A hearing was held on April 9, 1977, to determine the individual rights of Farmer. At the conclusion of the hearing, Judge Keady entered an order dismissing Farmer's individual claim. The relevant part of the order is as follows:

 
After hearing arguments the court delivered from the bench findings of fact and conclusions of law as contained in the court reporter's notes to the effect that counsel for Carolyn Farmer had actual knowledge of the proposed settlement in the companion Sanders case prior to June 8, 1976, and elected to take no action with respect thereto by way of preserving or protecting the individual claims of Carolyn Farmer and that accordingly, the final judgment of this court rendered in the Sanders case constitutes an adjudication of all rights of the plaintiff class, of which Carolyn Farmer was a member, and she is bound by the terms thereof; it is therefore
 
ORDERED:
 
That the complaint of Carolyn Farmer is finally dismissed with prejudice and all costs are taxed to plaintiff.

It is uncontradicted in this record that plaintiff's counsel had actual knowledge of the proposed settlement in Sanders, prior to June 8, 1977, and elected to take no action with respect thereto by way of preserving or protecting the individual claims of plaintiff Walls. Under these circumstances such claims, if any, as plaintiff Walls may have individually and which he seeks to pursue in the action sub judice are barred by the consent decree rendered in Sanders.

*532 The court finds that there is no genuine issue as to any material fact which justifies a trial of the action sub judice on the merits, and that the defendant is entitled to a judgment as a matter of law.

An appropriate order will be entered by the court.

NOTES

[1] The court's July 28, 1976, order of reference to the magistrate for consideration and report on plaintiff's motion for class certification was rescinded on the motion sub judice by the court's order of May 12, 1977.

[2] The action sub judice will be herein referred to as "Walls".

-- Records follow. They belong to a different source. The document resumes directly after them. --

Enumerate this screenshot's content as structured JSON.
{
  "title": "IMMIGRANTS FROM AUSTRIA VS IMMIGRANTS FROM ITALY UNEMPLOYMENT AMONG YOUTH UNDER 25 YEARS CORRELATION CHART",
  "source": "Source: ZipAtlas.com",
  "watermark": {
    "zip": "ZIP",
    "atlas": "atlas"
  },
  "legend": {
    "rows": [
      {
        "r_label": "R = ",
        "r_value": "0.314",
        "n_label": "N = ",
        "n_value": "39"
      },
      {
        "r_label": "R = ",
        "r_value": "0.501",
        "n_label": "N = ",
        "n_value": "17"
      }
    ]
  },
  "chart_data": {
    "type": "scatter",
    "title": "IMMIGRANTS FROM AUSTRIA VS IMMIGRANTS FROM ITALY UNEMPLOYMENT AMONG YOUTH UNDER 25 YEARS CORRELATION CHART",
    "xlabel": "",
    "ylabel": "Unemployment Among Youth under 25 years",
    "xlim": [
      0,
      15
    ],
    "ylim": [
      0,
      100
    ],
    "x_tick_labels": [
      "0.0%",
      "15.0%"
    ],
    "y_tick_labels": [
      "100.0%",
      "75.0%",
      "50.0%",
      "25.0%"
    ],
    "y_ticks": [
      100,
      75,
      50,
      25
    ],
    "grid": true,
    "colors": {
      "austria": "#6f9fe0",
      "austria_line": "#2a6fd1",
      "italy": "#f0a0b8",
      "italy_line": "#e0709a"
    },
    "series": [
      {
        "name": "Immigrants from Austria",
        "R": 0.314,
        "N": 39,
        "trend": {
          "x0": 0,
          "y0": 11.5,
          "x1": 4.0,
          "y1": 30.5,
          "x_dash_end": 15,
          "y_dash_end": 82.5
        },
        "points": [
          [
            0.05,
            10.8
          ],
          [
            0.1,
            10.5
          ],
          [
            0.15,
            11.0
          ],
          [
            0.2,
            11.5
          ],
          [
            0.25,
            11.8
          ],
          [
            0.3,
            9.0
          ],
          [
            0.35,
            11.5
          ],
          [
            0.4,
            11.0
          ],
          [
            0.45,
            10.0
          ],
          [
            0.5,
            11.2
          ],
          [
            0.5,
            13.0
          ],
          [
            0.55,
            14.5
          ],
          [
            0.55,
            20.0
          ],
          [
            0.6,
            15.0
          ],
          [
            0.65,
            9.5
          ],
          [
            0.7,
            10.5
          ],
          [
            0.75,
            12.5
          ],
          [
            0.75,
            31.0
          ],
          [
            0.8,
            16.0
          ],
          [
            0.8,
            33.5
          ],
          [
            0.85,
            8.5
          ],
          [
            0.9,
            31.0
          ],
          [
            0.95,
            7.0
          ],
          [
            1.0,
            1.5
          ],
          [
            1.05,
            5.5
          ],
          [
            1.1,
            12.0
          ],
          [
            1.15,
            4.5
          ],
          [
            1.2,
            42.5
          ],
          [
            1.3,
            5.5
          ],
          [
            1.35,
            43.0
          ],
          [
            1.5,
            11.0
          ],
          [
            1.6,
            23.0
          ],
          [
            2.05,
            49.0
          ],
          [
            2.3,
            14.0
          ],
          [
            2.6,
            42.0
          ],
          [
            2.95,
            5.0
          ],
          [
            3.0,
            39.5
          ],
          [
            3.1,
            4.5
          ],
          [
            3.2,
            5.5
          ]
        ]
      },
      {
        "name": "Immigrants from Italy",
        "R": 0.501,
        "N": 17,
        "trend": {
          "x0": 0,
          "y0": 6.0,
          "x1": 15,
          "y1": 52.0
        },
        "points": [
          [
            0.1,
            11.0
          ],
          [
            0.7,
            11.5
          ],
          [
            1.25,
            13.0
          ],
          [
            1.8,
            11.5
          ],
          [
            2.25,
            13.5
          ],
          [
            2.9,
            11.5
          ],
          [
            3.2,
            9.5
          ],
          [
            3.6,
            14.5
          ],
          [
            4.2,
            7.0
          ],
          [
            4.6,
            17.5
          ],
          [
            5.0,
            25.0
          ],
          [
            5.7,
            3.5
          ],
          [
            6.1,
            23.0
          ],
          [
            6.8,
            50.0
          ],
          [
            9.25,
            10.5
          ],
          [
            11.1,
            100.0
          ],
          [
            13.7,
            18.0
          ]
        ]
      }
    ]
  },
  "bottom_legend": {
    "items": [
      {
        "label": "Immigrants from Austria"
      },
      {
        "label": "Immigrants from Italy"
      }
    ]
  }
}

[3] The notice published pursuant to decree, provided in relevant part:

The parties propose to compromise this litigation . . . and have limited the class of persons who may be eligible for individual relief, including monetary relief, in the nature of back pay, to the named plaintiffs [Sanders and Haynes]. If any member of the class defined above objects to such Consent Decree, he or she may file such objections with [the] Deputy Clerk, United States District Court, Greenville, Mississippi 38701 . . . not later than on or before 4:30 P.M., on June 8, 1976.